Горячась и заикаясь от волнения, Невельской вновь принялся объяснять, что все его сообщения можно легко проверить, что обитающие на Амуре гиляки и слыхом не слыхали о китайских кораблях, а тем более о гарнизонах…
Невельскому посочувствовали только начальник главного морского штаба Меньшиков и министр внутренних дел Перовский. Особый комитет постановил строжайше запретить касаться устья Амура и позволил Невельскому, направлявшемуся в распоряжение Муравьева, только одно: основать на юго-восточном берегу Охотского моря зимовье для торговли с гиляками.
Снова был долгий путь через всю Россию. К концу марта Невельской добрался до Иркутска, а к лету в Аяне уже принимал небольшую команду на транспорт «Охотск».
29 июня Невельской основал в заливе Счастья селение Петровское. И узнал, что весной в Амурский лиман приходили два неизвестных, вероятнее всего английских, военных корабля, «мерили воду и землю». И установил, что из Петровского никак не уследить за тем, что делается на Амуре. К тому же залив Счастья, хоть и расположен в самой южной части Охотского побережья, вскрывается ото льда только в конце июня и, стало быть, не может иметь большого значения как база для кораблей.
Положение для Невельского сложилось весьма трудное. Он, больше чем кто-либо, понимал: промедлить — значит потерять Амур для России. Но и касаться Амура ему было строжайше запрещено. И Невельской махнул рукой на запрет, рассудив, что суд истории выше суда царских вельмож, что совесть патриота, судьба Родины дороже личной карьеры и даже самой жизни.
1 июля, взяв с собой шесть матросов и двух местных переводчиков, Невельской на шлюпке отправился «завоевывать», как иногда пишут недоброжелатели, реку Амур.
Завоевывать было не у кого. Гиляки встречали его ласково и приветливо, с доброжелательством выслушивали слова о том, что отныне они — подданные великой России, которая защитит их от всех врагов и притеснителей. Слова о защите нравились гилякам, поскольку маньчжурские купцы, которые иногда вопреки запретам своих властей добирались до этих мест, вели себя недобросовестно, обманывали, грабили, уводили с собой женщин и продавали их в Маньчжурии. Купцы угрожали, что если гиляки будут сопротивляться, то они сбросят в Амур священные каменные столбы, от чего река станет бурливой, исчезнет рыба и все местные жители умрут с голоду.

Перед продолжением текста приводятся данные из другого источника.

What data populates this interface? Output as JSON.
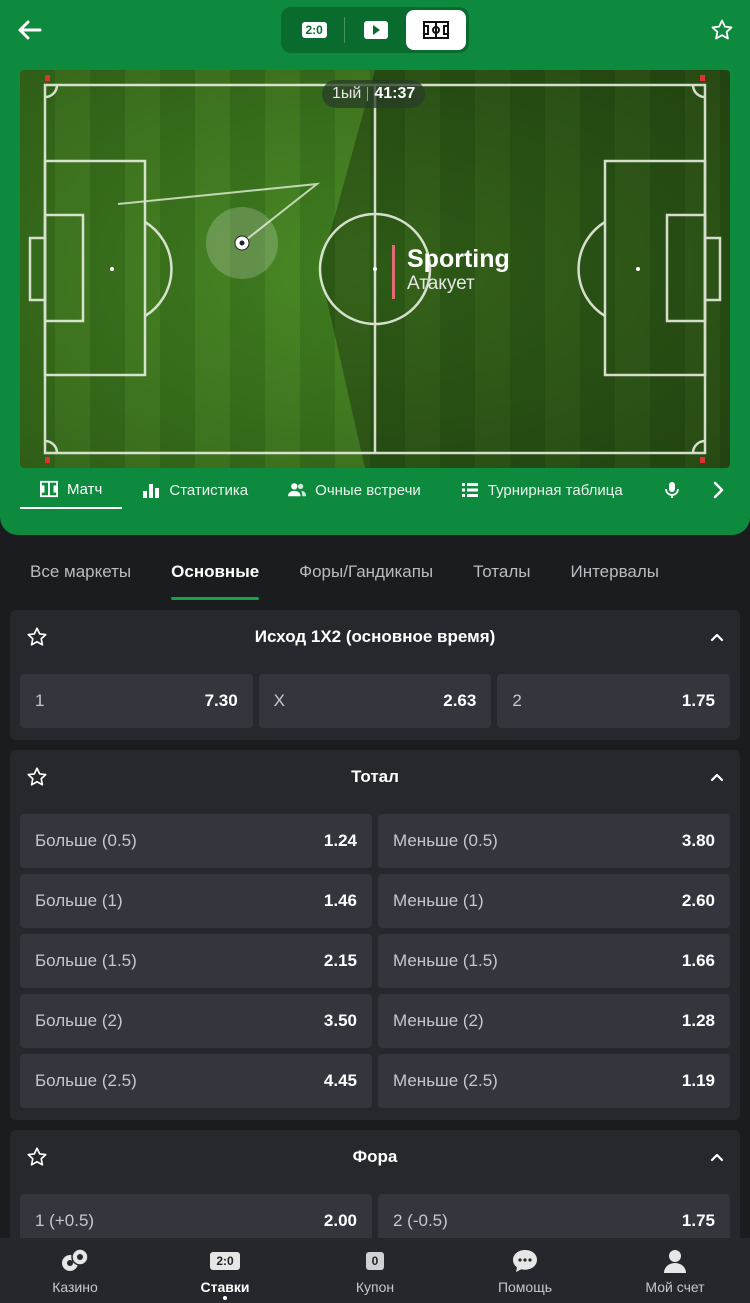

Гиляки не побоялись показать Невельскому свои священные камни. Это были четыре столба, установленных русскими на прибрежных утесах два века назад. На них были высечены даты — «1649», «1663» и славянская буква «Б». Невельской выбил на камнях еще одну дату — «1850», отправился в гиляцкое селение Куег-да, собрал всех жителей, построил свою немногочисленную команду и под барабанный бой и дружный салют из пяти ружей и одного фальконета поднял русский флаг на Амуре. «Тихо и мирно 1-го августа при свисте воинских дудок взлетел флаг русский на берегах Амура, — писал потом Невельской. — Да будет он развеваться на вечные времена во славу матушки-Руси»…
Так начиналась история города Николаевска-на-Амуре.